Um dos mais criativos artistas da música nova de Camarões, ele lança seu quarto álbum, “Madibá”, na semana que vem, dia 26 de maio, pelo selo francês InFiné Music. O disco, cantado com a voz angelical de Blick Bassy na língua baasa, um dos 250 dialetos do país, que tem cerca de 230 grupos étnicos, já pode ser ouvido aqui.
“Madíbá”, que significa “água” em douala, outro dialeto local, reúne 12 canções em formato de fábulas, tendo ela, a água – ou a iminente falta dela -, como tema central. Nele, a voz singular de Bassy é acompanhada por guitarras delicadas, oníricas texturas de sintetizadores e arranjos ornamentais de sopros. Os cortes são límpidos e testemunham uma contemporaneidade africana que se embaralha com soul, folk e música eletrônica, em especial a house.

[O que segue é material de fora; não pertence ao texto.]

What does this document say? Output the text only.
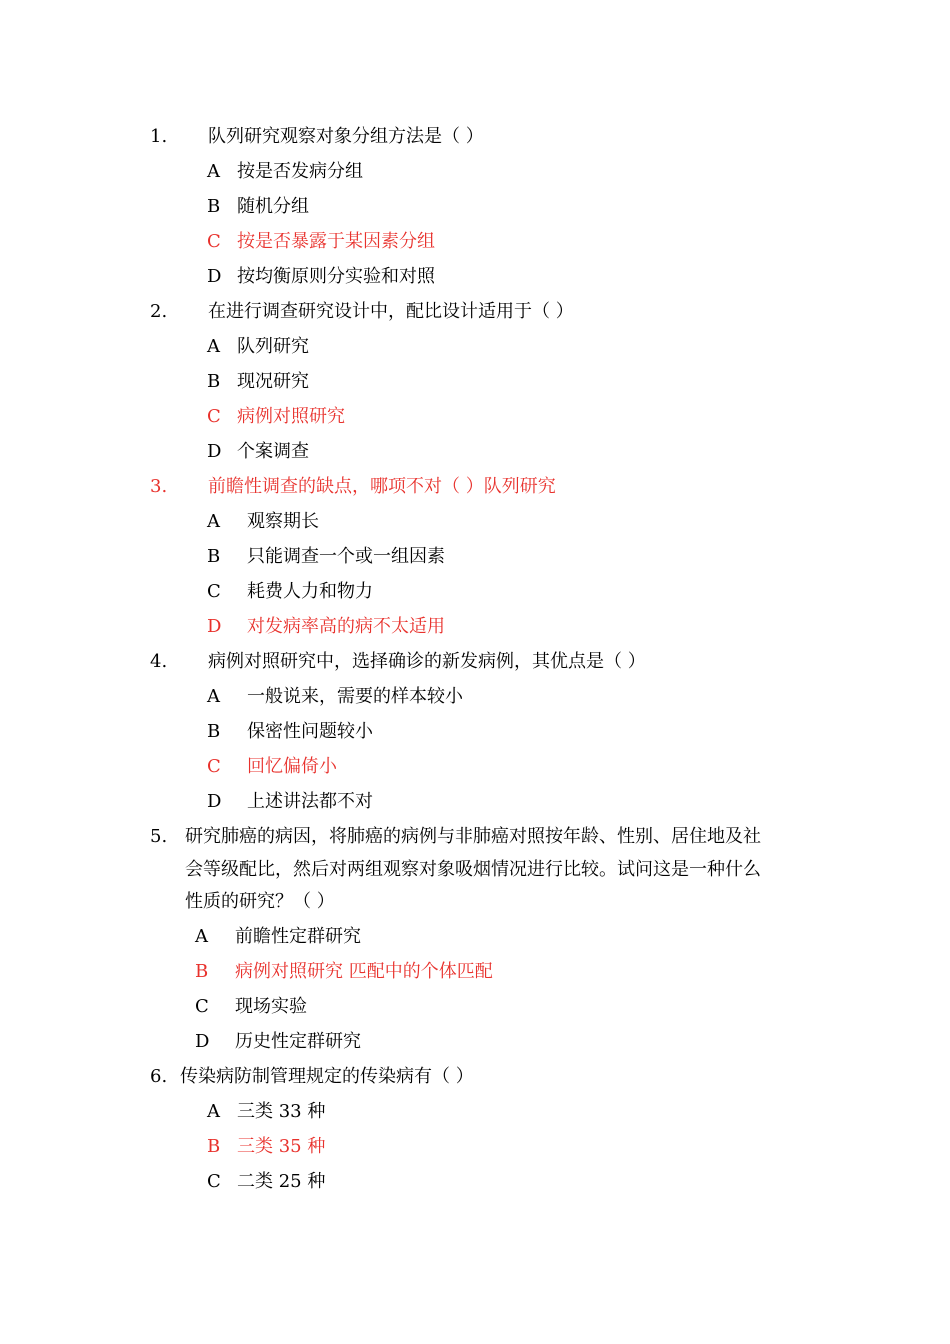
1. 队列研究观察对象分组方法是（ ）
A 按是否发病分组
B 随机分组
C 按是否暴露于某因素分组
D 按均衡原则分实验和对照
2. 在进行调查研究设计中，配比设计适用于（ ）
A 队列研究
B 现况研究
C 病例对照研究
D 个案调查
3. 前瞻性调查的缺点，哪项不对（ ）队列研究
A 观察期长
B 只能调查一个或一组因素
C 耗费人力和物力
D 对发病率高的病不太适用
4. 病例对照研究中，选择确诊的新发病例，其优点是（ ）
A 一般说来，需要的样本较小
B 保密性问题较小
C 回忆偏倚小
D 上述讲法都不对
5. 研究肺癌的病因，将肺癌的病例与非肺癌对照按年龄、性别、居住地及社
会等级配比，然后对两组观察对象吸烟情况进行比较。试问这是一种什么
性质的研究？（ ）
A 前瞻性定群研究
B 病例对照研究 匹配中的个体匹配
C 现场实验
D 历史性定群研究
6. 传染病防制管理规定的传染病有（ ）
A 三类 33 种
B 三类 35 种
C 二类 25 种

Uma entrevista de Blick Bassy, falando de Brasil e do disco novo, foi oferecida à Popload. Você pode conferir ela abaixo, para chegar no C6 Fest sábado sabendo o que se passa na mente por trás do artista camaronês, atração do festival.
Leia abaixo:
Blick, você tem uma grande ligação com o Brasil, para começar você tem uma faixa chamada “Você Fala Português”. Esse interesse vem dos caminhos da escravidão entre o Brasil e a África ou começou mesmo com a música?
Blick Bassy – Essa conexão veio primeiro da música. Quando eu era jovem meu pai ouvia artistas como Gilberto Gil, João Gilberto e Stan Getz, entre muitos outros. Quando começamos a trabalhar no meu segundo álbum, chamado Hongo Calling, fiquei curioso para entender como era no Brasil um ritmo que em Camarões nós chamamos de hongo [jongo]. Mas também tinha muita curiosidade sobre as nossas raizes da escravidão, sabe? Todos os caminhos de Camarões ao Brasil, em todos esses países diferentes, encontramos o mesmo ritmo, o hongo. É por isso que decidi gravar meu segundo álbum no Brasil. Fiquei no Rio uns dois meses produzindo o disco e trabalhei com artistas como o Lenine. Então eu tenho uma conexão incrível com este país que eu realmente amo.
Você aprendeu sobre a música folclórica nativa de Camarões com seus avós, certo? Qual foi a maior influência deles sobre você?
Blick Bassy – Tive a sorte de crescer no meu país, Camarões, entre a capital, chamada Yaoundé, e a minha aldeia. Meu pai sempre queria que eu e meus irmãos voltássemos para a aldeia para ter uma educação sobre nossas tradições. Então todas as férias estávamos na nossa aldeia aprendendo coisas como caçar e pescar. Nessa época não dava para entender o quão visionários eram meus pais, mas agora eu realmente acho que minha educação e tudo o que estou fazendo e também minha carreira foram construídos a partir dessa educação. Quando eu também tinha uns 10 anos, meu pai me mandou ficar com um tio meu na aldeia, porque na cidade eu brigava em todos os lugares com outras crianças. Finalmente eles me mandaram para a aldeia e aprendi muito quando estava lá com meu tio, mas também com meu avô. Passei cerca de seis anos nas aldeias e para mim foi muito importante esse período. De certa maneira, toda a minha arte veio desse meu aprendizado tradicional.
Quais são suas maiores influências musicalmente?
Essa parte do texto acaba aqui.